OUR TIPS FOR CROSSING THE NULLARBOR
☆ Our tips for crossing the Nullarbor ☆
The Nullarbor isn't just an iconic road, it's also a destination in it's own right. It's crazy long, but it can also be very beautiful, and there's a surprising amount to see & do. So here's some tips for the crossing:
- Its loooooong, and it's remote. Make sure you stock up on supplies unless you want to live on roadhouse food
- water is precious & scarce. At many places it will not be available and if it is you won't be able to fill your tanks. So make sure you carry plenty with you
- there is a border crossing which means quarantine rules. You'll lose any fresh fruit & veg, and if you're going into WA you can't take honey. So plan ahead - we chooped & froze leftover fruit & veg, cooked meals in advance, and stocked up on frozen/tinned fruit.
- you can take a shower (for a fee) at pretty much all the roadhouses.
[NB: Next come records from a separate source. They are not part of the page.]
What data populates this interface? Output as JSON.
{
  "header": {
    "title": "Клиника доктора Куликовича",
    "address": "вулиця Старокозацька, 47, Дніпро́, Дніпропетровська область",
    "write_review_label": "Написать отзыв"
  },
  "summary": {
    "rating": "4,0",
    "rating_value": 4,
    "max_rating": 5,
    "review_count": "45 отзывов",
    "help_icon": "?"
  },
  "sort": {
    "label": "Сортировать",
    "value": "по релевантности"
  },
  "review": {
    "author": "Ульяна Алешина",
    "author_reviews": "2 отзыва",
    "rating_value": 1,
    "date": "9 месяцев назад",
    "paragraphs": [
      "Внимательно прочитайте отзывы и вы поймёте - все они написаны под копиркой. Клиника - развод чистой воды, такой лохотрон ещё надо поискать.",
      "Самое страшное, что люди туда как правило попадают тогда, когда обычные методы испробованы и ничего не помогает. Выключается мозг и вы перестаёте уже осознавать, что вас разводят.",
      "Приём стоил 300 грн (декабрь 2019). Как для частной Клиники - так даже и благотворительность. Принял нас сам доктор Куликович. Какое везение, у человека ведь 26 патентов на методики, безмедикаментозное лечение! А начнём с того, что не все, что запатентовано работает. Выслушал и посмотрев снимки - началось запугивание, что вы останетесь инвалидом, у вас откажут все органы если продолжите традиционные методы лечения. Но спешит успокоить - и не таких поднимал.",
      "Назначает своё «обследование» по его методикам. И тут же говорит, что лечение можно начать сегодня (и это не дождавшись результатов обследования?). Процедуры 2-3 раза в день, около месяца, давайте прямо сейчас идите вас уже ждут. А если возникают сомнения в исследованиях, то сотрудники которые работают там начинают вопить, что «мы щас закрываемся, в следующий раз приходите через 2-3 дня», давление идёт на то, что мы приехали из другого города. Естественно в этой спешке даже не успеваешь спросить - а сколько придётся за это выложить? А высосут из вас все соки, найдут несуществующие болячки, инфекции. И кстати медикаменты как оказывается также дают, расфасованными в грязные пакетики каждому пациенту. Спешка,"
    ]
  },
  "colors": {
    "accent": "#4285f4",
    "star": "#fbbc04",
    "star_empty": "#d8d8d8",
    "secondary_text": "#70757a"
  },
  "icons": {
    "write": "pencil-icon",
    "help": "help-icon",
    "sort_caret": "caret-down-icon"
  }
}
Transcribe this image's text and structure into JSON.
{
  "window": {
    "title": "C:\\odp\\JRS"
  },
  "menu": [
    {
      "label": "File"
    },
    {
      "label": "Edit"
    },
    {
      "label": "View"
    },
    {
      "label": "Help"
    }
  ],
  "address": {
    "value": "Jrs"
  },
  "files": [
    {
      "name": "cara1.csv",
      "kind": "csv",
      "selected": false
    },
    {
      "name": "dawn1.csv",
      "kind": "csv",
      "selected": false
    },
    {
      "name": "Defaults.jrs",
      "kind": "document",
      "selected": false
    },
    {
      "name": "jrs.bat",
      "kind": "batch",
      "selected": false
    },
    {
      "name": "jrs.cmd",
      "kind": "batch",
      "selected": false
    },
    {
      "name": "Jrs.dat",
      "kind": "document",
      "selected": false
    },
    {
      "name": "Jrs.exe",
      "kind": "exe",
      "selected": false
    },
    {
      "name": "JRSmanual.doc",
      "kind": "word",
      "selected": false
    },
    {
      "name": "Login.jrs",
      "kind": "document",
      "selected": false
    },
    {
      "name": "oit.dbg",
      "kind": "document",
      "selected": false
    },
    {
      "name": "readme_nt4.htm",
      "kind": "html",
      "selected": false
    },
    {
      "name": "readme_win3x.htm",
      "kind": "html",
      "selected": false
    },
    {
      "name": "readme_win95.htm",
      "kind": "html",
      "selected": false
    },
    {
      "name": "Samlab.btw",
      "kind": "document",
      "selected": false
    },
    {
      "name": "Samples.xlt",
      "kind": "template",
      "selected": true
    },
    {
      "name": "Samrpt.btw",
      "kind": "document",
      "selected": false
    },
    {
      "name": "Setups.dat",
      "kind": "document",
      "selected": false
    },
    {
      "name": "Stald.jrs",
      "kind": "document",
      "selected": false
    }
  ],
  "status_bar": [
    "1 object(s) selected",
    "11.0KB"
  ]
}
And some have coin operated drinking water - for example at Cocklebiddy Roadhouse it's $2 for 10 litres.
- there are free camps all across the Nullarbor. Like seriously everywhere. Some are average, some are amazing. Check out WikiCamps to find the best. Expect to have no facilities, if you need those then best to camp at the roadhouses
- the SA side is a lot more scenic, so allow more time there for exploring. And there are loads of beautiful free camps with ocean/cliff top views on the SA side
- facilities are few & far between, particularly on the SA side. There are few bins and toilets are rare. When you do find them expect to have no toilet paper. Be prepared to wee behind a tree (also scarce on the Nullarbor!). This DOES NOT MEAN IT'S OK TO LEAVE TOILET PAPER LYING AROUND. Carry you own bin for your rubbish.
- look out for caves & sinkholes to explore. You can get info at the roadhouses or on Wikicamps. Don't expect points of interest to be sign posted, cause they probably won't be.
- diesel can be up to $1.90/l. But with some careful planning you can avoid the high prices. The most we paid was $1.64. We filled our jerries where it was cheap, and kept an eye on prices & distances between stations using the FuelMap app
- if like us you're free camping the whole way treat yourself to somewhere nice for a night or two at either end. We stayed at the Fowlers Bay Eco Caravan Park before we started & Fraser Range Station at the other end. Both were very social with nice hot showers!
- and lastly if you can, take your time. It's a long way, particularly with kids. We had lots of stops, did lots of exploring, and ate lots of zooper doopers. Every roadhouse is a hub of travellers to meet, many who have been the way you're going so can give you great tips. So try to enjoy it!